Thursday, October 21, 2021

Achieve higher levels of cloud maturity with socially responsible IT


Photo by Joey Kyber from Pexels

What is the highest level of cloud maturity in an organization? In my opinion, it is delivering capabilities that are environmentally & socially responsible.

As a visionary, we at Google can help you develop applications and services that are not just cool but also economically and socially responsible. Google has been carbon neutral since 2007 and has committed to operating on 100% carbon-free energy (CFE) 24x7 by 2030. Google data centers are architected to use much less energy than a typical data center - read more about it here.

If you missed the Next ‘21 session on ways to reduce your carbon footprint, you can still catch up on it here.

Just by running your workloads on Google Cloud, you can have a positive impact on the planet. However, it doesn’t have to stop there. Google Cloud offers several metrics, tools and dashboards to help you understand and reduce your carbon footprint including the ability to adhere to GHG Scope 3 standard reporting requirements.

Here are 3 strategies that you can employ to reduce your carbon footprint;

1. Choose the most eco-friendly cloud region

Google publishes carbon data for all its cloud regions and you can see the CFE% and the local electricity grid’s carbon intensity. This will help you pick cleaner cloud regions (if you can) to run your workloads.

  • CFE % - This metric is updated hourly and it represents the average percentage of carbon-free energy consumed in that particular region. In simple terms, you can think of this as the percentage of time your application would run on carbon-free energy. Higher the % the better it is.
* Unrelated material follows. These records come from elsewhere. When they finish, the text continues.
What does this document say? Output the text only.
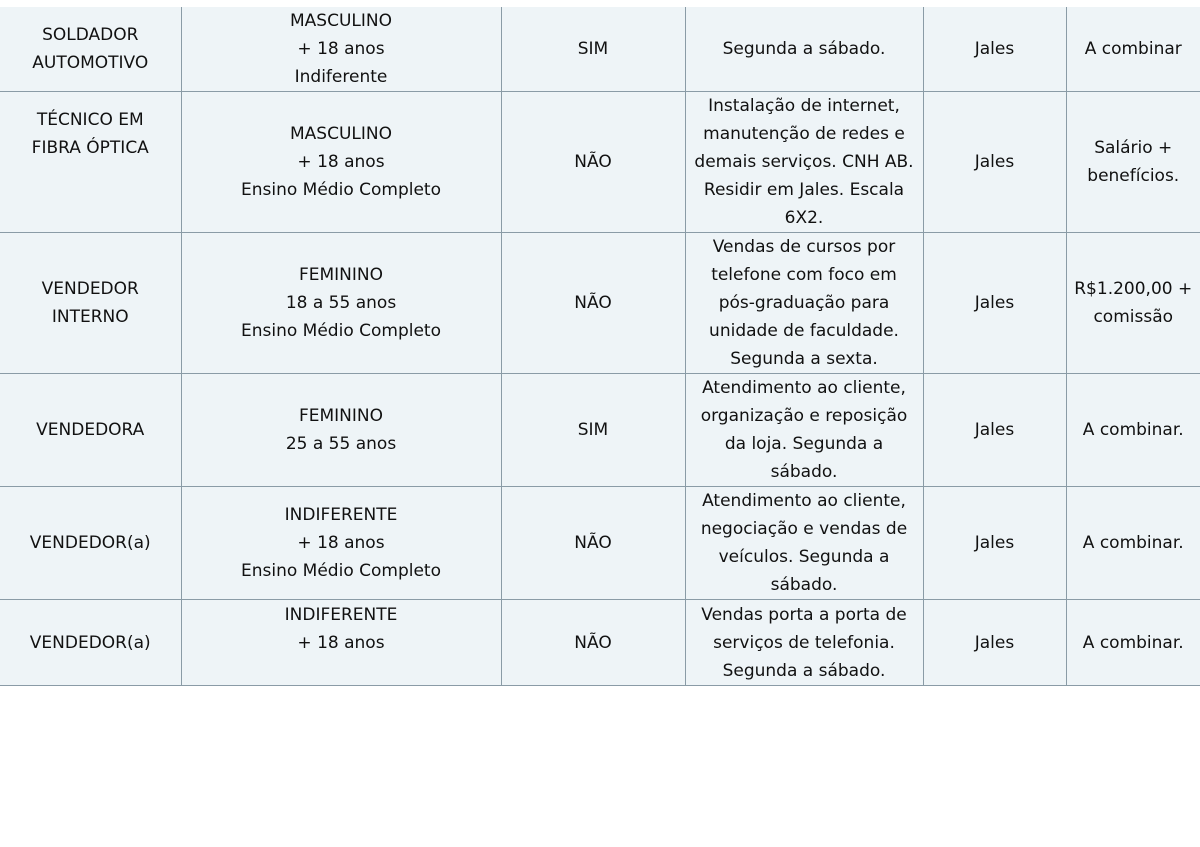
SOLDADOR
AUTOMOTIVO	MASCULINO
+ 18 anos
Indiferente	SIM	Segunda a sábado.	Jales	A combinar

TÉCNICO EM
FIBRA ÓPTICA	MASCULINO
+ 18 anos
Ensino Médio Completo	NÃO	Instalação de internet,
manutenção de redes e
demais serviços. CNH AB.
Residir em Jales. Escala
6X2.	Jales	Salário +
benefícios.

VENDEDOR
INTERNO	FEMININO
18 a 55 anos
Ensino Médio Completo	NÃO	Vendas de cursos por
telefone com foco em
pós-graduação para
unidade de faculdade.
Segunda a sexta.	Jales	R$1.200,00 +
comissão

VENDEDORA	FEMININO
25 a 55 anos	SIM	Atendimento ao cliente,
organização e reposição
da loja. Segunda a
sábado.	Jales	A combinar.

VENDEDOR(a)	INDIFERENTE
+ 18 anos
Ensino Médio Completo	NÃO	Atendimento ao cliente,
negociação e vendas de
veículos. Segunda a
sábado.	Jales	A combinar.

VENDEDOR(a)	INDIFERENTE
+ 18 anos	NÃO	Vendas porta a porta de
serviços de telefonia.
Segunda a sábado.	Jales	A combinar.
  • Grid Carbon Intensity - This metric indicates the gross carbon emissions from the grid per unit of energy. In layman terms, the lower this value, the better.

On the Google Cloud console, some cloud regions may have the Low CO2 marker against them. This means that the region has a Google CFE% of at least 75% and/or a grid carbon intensity of 200 gCO2eq/kWh or less.

Using a combination of the CFE% and the grid carbon intensity indicators, you now have the choice to run your workloads that are eco-friendly.

2. Leverage fully managed services where possible

Fully managed offerings inherently are typically more efficient than manually operated ones. For instance, consider the following scenarios;

  • Running an application on Google Compute Engine (GCE) with auto scaling capabilities is more efficient than running it on a static size server farm on-premise

  • An application that can be containerized (GKE) can offer higher server density resulting in reduced resource usage

  • On the far end of the spectrum, if your workloads can leverage fully managed serverless offerings such as Cloud Run (for containerized workloads) / Cloud Functions (based on FaaS) / BigQuery (serverless data warehouse), these can provide greater efficiencies not just with economies of scale but also can reduce idle resources through smart resource allocation and scaling based on demand.

This may tie directly to your organization’s cloud maturity level and adoption. In a hybrid environment you may still have some monoliths that warrant the use of larger machines/VMs but still having this understanding will help you with your longer term “socially responsible” goals.

3. Optimize resource needs and utilization

This may sound like a cliche. 

But, just having the ability to track, monitor and report on CFE metrics is a great starting point. Solutions like Active Assist can offer insights and recommendations to optimize your cloud usage. Here are some things to ponder upon;

  • Carrying on-premise mindset to cloud - Over-provisioning of VMs / server resources result not just in increased costs, but worse, negative CFE scores

  • Forgot to close the faucet - Unused, running VMs are just bad practice. Having a governance model in place would go a long way in reducing emissions. For VMs that are only needed at certain times try leveraging Scheduled VMs option. The Idle VM recommendation option can be handy to identify and turn down idle VM resources.

  • Try refactoring your monolith applications into microservices. Microservices are nimble, scale independently and can offer higher efficiencies and lower TCO - in stark contrast to monoliths with a significantly larger carbon footprint

  • Lifting & Shifting workloads? This is not a bad option especially if you are just embarking on your cloud journey. Oftentimes, this may be the only option. However, think of creative ways to optimize it for the cloud. Can you separate the analytics capabilities? Containerize peripheral applications / services?

  • Consider running your standalone batch workloads in a region with higher CFE%

  • Preemptible VMs can be a great way to save on operational costs plus reduce your carbon footprint - if you have long running yet stateless workloads that can take advantage of.

Ready to embark on your socially responsible app development?

What is your level of cloud maturity?